Generate training data using the component information:
java -jar target/camel-jbang-plugin-explain-4.8.0-jar-with-dependencies.jar data generate --model-name mistral:latest --data-type components
Generate training data using the dataformat information:
java -jar target/camel-jbang-plugin-explain-4.8.0-jar-with-dependencies.jar data generate --model-name mistral:latest --data-type dataformat
NOTE: A GPU is needed for this, otherwise it takes a very long time to generate the dataset (several days instead of about a day)
In addition to dataformat
and components
, you can also generate datasets for: language
, beans
and eips
.
To upload the components' dataset:
huggingface-cli upload --repo-type dataset my-org/camel-components .
To upload the data formats dataset:
huggingface-cli upload --repo-type dataset my-org/camel-dataformats .
Before you prepare your dataset, you need to install 2 tools: asciidoc and pandoc. It also assumes you have the Camel source code on your system.
.Linux installation
sudo dnf install -y asciidoc pandoc
.macOS installation
brew install asciidoc pandoc
Then, convert the documentation from Camel:
scripts/prepare-docs-for-dataset.sh /path/to/your/camel/code/base
Dump the data:
java -jar target/camel-jbang-plugin-explain-4.7.0-jar-with-dependencies.jar data dump --data-type component-documentation --source-path
To generate the taxonomy locally, follow these steps.

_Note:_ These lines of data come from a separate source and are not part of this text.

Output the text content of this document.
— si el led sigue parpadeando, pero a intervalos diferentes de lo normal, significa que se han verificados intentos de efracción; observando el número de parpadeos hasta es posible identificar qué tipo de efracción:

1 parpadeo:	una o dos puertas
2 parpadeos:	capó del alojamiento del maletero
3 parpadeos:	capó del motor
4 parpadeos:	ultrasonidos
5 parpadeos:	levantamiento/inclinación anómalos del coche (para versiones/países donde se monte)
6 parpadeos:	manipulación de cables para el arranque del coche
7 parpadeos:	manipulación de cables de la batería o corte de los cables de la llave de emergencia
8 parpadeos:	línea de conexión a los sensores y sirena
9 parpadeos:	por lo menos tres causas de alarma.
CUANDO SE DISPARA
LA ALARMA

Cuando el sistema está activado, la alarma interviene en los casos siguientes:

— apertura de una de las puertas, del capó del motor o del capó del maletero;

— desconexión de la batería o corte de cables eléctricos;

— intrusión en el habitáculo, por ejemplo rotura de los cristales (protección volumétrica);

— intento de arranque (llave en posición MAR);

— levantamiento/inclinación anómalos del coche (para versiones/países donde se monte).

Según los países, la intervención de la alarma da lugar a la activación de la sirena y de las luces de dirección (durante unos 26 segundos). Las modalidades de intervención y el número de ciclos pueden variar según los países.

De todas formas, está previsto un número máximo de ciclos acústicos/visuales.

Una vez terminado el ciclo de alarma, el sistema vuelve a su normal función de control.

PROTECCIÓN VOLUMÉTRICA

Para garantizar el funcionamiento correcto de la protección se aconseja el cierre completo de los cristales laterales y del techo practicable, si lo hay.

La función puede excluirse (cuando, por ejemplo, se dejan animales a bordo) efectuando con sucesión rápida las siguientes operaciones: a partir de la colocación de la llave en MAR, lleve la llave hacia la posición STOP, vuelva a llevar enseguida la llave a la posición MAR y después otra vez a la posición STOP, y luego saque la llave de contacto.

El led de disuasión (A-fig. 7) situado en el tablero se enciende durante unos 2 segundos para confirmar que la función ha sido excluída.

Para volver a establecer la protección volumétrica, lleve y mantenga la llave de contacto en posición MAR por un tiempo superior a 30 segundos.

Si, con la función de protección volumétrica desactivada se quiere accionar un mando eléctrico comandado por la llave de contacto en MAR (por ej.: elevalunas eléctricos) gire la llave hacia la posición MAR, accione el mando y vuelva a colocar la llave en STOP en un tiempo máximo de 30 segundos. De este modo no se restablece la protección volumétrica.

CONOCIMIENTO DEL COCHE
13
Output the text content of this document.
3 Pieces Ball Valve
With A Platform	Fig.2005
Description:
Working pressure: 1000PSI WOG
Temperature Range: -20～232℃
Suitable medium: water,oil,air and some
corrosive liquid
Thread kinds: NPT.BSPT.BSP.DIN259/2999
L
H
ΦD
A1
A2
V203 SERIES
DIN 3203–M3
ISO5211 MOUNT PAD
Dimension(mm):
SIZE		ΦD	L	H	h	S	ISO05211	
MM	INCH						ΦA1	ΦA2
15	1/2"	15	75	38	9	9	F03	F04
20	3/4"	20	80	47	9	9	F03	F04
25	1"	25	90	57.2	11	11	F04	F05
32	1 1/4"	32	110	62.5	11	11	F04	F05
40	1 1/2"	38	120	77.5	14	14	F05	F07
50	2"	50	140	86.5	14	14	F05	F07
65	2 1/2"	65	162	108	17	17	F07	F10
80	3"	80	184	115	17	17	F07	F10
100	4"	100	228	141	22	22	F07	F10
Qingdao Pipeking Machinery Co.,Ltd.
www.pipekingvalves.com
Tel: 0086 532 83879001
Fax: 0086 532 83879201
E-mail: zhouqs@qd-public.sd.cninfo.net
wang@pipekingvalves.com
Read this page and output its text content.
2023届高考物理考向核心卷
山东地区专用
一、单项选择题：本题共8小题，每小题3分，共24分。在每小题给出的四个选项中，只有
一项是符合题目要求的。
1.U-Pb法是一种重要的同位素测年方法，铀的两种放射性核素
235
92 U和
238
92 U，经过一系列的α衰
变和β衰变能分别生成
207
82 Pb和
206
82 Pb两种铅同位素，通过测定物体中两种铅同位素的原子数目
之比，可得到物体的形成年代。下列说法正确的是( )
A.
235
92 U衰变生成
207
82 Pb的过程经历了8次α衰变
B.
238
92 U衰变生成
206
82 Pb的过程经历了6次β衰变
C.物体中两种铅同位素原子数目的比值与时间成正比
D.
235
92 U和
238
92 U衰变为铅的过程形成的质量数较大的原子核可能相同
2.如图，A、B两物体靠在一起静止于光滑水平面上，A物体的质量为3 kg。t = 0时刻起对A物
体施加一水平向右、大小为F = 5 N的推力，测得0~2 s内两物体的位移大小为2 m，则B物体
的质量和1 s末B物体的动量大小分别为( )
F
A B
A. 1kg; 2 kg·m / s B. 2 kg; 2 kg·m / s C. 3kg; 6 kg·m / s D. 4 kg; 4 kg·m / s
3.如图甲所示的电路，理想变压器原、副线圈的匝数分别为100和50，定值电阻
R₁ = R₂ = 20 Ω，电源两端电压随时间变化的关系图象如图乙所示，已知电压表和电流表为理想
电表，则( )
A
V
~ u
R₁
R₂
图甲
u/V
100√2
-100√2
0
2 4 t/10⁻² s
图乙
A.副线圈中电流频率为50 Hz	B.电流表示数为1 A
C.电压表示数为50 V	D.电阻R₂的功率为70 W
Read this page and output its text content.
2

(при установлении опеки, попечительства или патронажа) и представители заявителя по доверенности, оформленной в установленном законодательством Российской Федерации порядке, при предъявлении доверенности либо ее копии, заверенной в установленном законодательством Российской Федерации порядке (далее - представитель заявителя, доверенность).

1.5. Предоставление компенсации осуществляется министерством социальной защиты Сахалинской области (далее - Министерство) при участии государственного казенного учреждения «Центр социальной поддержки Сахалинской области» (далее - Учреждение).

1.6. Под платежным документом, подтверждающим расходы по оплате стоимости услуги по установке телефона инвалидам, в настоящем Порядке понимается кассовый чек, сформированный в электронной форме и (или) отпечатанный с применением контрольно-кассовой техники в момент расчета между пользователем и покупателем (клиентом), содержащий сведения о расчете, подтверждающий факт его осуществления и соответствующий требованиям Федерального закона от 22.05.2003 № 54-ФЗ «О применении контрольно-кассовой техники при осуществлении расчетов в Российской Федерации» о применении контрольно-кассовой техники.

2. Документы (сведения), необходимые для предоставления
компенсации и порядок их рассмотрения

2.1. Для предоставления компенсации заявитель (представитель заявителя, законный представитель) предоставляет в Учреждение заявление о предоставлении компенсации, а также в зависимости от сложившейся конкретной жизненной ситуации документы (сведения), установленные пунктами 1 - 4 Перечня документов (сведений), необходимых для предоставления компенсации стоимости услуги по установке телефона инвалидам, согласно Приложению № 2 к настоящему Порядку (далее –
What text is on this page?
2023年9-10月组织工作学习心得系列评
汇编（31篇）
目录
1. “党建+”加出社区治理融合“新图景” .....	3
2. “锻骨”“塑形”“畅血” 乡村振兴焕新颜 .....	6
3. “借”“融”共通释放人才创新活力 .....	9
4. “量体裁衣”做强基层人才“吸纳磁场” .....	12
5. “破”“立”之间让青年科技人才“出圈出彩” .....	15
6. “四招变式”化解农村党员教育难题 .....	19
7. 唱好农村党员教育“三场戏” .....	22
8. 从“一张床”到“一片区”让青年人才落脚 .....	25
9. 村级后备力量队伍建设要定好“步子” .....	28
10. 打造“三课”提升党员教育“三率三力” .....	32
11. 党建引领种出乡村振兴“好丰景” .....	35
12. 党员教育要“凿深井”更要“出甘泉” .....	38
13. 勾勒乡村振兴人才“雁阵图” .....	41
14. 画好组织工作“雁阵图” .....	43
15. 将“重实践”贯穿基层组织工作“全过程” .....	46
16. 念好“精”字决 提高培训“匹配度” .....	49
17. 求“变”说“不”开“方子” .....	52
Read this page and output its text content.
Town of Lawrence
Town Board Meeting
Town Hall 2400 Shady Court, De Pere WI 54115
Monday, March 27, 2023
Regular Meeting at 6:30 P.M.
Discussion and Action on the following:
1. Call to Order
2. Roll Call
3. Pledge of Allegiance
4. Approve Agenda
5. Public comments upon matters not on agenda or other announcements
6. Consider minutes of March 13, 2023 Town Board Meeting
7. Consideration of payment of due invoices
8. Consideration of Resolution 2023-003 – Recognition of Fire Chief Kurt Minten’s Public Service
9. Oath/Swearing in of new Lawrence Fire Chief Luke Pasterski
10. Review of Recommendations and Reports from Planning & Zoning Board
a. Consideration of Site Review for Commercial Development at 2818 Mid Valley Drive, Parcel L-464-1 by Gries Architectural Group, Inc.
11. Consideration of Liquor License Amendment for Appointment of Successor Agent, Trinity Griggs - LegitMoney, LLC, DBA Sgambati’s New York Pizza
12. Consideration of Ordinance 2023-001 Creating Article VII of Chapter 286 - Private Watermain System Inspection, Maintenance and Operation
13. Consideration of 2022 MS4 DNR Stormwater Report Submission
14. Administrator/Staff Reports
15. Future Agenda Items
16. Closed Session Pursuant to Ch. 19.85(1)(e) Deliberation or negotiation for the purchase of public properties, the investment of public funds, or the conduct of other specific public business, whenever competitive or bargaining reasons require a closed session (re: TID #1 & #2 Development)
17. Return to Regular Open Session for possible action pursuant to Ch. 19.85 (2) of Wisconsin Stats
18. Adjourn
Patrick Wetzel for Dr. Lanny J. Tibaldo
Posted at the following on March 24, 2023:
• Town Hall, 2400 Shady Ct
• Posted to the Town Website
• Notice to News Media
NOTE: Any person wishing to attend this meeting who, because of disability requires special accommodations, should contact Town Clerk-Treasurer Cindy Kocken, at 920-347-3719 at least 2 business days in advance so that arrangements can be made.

Download the taxonomy from https://github.com/megacamelus/taxonomy
Download the documentation repo from https://github.com/megacamelus/camel-upstream-info/tree/main. Then update the data using:
make fetch-docs fetch-components
Then, then run the following command to regenerate the taxonomy:
java -jar target/camel-jbang-plugin-explain-4.7.0-jar-with-dependencies.jar generate taxonomy --author orpiske \
--document-repo https://github.com/megacamelus/camel-upstream-info \
--document-commit e83af34070dcb575c96329ae1d5a9620ff8b4899 \
--document-path $HOME/code/other/camel-assistant-taxonomy/camel-upstream-info/camel-components
--taxonomy-path $HOME/code/python/instruct-lab/taxonomy/knowledge/technical_manual/apache/camel/features/components
Note:
- taxonomy-path: the path to the taxonomy used to train with InstructLab
- document-path: the path for the documents referenced in the taxonomy. InstructLab does not need those, but this application needs it to use to regenerate the QnA.
After that, you can run InstructLab training steps.